Over the past decade, various states, cities and even corporations have begun making Juneteenth a holiday — but now, the day that marks the emancipation of thousands of enslaved Black Americans could be on its way to becoming a federally celebrated national holiday as well.
Alana Wise of NPR has reported that the U.S. Senate unanimously approved a bill on Tuesday, June 15, that would make Juneteenth a legal public holiday.
According to Wise, “the measure is expected to be approved by the Democratic-led House of Representatives as well, but the timing is unclear.”
In a statement released following the Senate vote, Senate Majority Leader Chuck Schumer of New York said, “making Juneteenth a federal holiday is a major step forward to recognize the wrongs of the past, but we must continue to work to ensure equal justice and fulfill the promise of the Emancipation Proclamation and our Constitution.”
The renewed focus on important historical events such as Juneteenth follows the country’s growing national reckoning on race, racism and social justice reform, which has been burgeoning for years but truly exploded over the summer of 2020 following the violent police murder of George Floyd.
“Academic calls to more critically examine the lens through which race has molded public life, including in economics and the justice system, have prompted backlash by some Republican lawmakers who say that viewpoint unfairly villainizes white people and overstates the extent to which racism is foundational to American society,” Wise reported.
Despite this growing pushback on racial matters from the conservative right, Senate Republicans still recognized the importance of the day — as evidenced by their vote — and somewhat surprisingly voted overwhelmingly to support a national Juneteenth observance.
Should a bill recognizing Juneteenth as a holiday pass the House, the proposal would go to President Biden, who would all but certain sign it and make the holiday official.
What is Juneteenth?
Also known as Freedom Day, Jubilee Day, Liberation Day and Emancipation Day, Juneteenth is a holiday celebrating the emancipation of the very last group of Black Americans who had been enslaved in the United States.
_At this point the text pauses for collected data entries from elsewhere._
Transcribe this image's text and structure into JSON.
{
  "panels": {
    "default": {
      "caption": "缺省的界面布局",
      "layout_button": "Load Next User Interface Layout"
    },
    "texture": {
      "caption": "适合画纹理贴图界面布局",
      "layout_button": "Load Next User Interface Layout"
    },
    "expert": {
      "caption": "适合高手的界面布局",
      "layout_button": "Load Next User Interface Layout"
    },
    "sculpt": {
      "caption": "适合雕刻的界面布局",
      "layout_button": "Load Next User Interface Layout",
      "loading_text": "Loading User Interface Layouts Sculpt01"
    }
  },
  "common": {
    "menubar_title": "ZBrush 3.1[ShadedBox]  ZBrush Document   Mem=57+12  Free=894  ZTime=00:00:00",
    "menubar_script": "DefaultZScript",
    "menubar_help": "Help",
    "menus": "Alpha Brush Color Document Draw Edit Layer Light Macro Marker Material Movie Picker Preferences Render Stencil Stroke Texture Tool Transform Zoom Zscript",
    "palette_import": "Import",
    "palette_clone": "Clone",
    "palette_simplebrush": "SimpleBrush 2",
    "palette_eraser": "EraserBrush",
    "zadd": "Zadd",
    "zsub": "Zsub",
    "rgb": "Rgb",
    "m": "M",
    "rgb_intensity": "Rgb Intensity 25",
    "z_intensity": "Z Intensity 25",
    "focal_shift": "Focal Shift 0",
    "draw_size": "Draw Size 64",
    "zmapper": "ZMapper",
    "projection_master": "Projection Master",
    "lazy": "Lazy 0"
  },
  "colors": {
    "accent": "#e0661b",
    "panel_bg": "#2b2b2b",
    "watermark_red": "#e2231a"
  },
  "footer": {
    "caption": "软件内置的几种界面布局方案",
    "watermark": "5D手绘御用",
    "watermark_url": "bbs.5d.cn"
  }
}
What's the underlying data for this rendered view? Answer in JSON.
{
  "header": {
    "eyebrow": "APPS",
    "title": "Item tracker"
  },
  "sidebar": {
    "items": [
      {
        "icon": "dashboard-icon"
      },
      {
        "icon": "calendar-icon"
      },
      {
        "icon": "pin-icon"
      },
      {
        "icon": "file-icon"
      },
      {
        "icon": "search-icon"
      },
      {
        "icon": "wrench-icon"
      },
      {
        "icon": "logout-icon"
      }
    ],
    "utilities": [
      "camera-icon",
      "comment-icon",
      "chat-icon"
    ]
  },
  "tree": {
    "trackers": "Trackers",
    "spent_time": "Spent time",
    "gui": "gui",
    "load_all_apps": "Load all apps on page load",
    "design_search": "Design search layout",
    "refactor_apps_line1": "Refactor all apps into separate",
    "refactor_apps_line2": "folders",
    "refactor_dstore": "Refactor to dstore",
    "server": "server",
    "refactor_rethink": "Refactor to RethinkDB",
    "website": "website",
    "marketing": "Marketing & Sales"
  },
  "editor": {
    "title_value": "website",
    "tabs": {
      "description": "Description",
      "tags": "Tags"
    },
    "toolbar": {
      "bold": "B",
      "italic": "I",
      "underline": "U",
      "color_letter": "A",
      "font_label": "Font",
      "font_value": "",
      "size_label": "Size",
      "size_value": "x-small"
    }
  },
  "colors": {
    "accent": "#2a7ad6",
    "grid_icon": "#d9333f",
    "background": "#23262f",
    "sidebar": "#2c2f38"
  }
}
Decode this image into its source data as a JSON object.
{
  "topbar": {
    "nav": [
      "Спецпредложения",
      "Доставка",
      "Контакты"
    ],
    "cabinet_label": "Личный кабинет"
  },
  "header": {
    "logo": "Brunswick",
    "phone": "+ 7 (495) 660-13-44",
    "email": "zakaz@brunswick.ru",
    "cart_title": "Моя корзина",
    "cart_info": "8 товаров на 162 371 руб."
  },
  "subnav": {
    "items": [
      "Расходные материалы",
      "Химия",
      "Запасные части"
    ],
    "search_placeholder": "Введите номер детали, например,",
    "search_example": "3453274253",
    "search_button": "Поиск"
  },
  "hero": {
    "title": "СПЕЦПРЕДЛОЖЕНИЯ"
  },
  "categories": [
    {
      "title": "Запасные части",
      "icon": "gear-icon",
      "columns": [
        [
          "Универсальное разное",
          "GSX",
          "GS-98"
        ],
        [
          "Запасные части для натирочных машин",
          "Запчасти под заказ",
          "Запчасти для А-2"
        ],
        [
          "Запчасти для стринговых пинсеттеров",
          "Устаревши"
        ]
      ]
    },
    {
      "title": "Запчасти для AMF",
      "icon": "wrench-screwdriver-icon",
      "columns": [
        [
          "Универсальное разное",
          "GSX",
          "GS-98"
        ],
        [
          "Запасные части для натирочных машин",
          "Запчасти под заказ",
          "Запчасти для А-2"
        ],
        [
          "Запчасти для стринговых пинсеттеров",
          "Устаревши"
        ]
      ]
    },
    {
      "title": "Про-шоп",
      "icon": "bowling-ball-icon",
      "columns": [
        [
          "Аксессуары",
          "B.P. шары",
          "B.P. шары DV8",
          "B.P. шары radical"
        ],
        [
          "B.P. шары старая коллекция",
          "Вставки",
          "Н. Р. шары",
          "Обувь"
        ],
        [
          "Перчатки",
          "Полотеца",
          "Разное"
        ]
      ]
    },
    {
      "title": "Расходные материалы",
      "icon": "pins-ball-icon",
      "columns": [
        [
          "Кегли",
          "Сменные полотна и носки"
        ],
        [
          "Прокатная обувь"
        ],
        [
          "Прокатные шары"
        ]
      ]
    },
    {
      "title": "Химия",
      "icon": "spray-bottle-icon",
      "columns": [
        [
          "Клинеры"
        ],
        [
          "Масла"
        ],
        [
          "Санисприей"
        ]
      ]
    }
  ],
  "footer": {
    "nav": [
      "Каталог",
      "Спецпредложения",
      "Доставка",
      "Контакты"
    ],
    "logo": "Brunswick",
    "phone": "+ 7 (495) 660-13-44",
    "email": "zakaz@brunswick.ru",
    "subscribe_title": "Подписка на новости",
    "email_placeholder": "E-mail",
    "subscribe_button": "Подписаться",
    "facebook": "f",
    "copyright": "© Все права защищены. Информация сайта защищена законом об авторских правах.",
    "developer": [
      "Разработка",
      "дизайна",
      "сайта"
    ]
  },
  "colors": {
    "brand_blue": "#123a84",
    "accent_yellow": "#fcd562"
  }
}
Although Confederate General Robert E. Lee surrendered on April 9, 1865, the Army of the Trans-Mississippi in the west did not surrender until June 2. On June 19, weeks after the official conclusion of the Civil War on May 9, Union Army General Gordon Granger landed in Galveston, Texas, announcing the war had ended and that the enslaved were now free. His arrival was more than two and a half years after President Lincoln signed the Emancipation Proclamation on January 1, 1863. This overdue announcement ultimately freed more than 250,000 slaves across the state.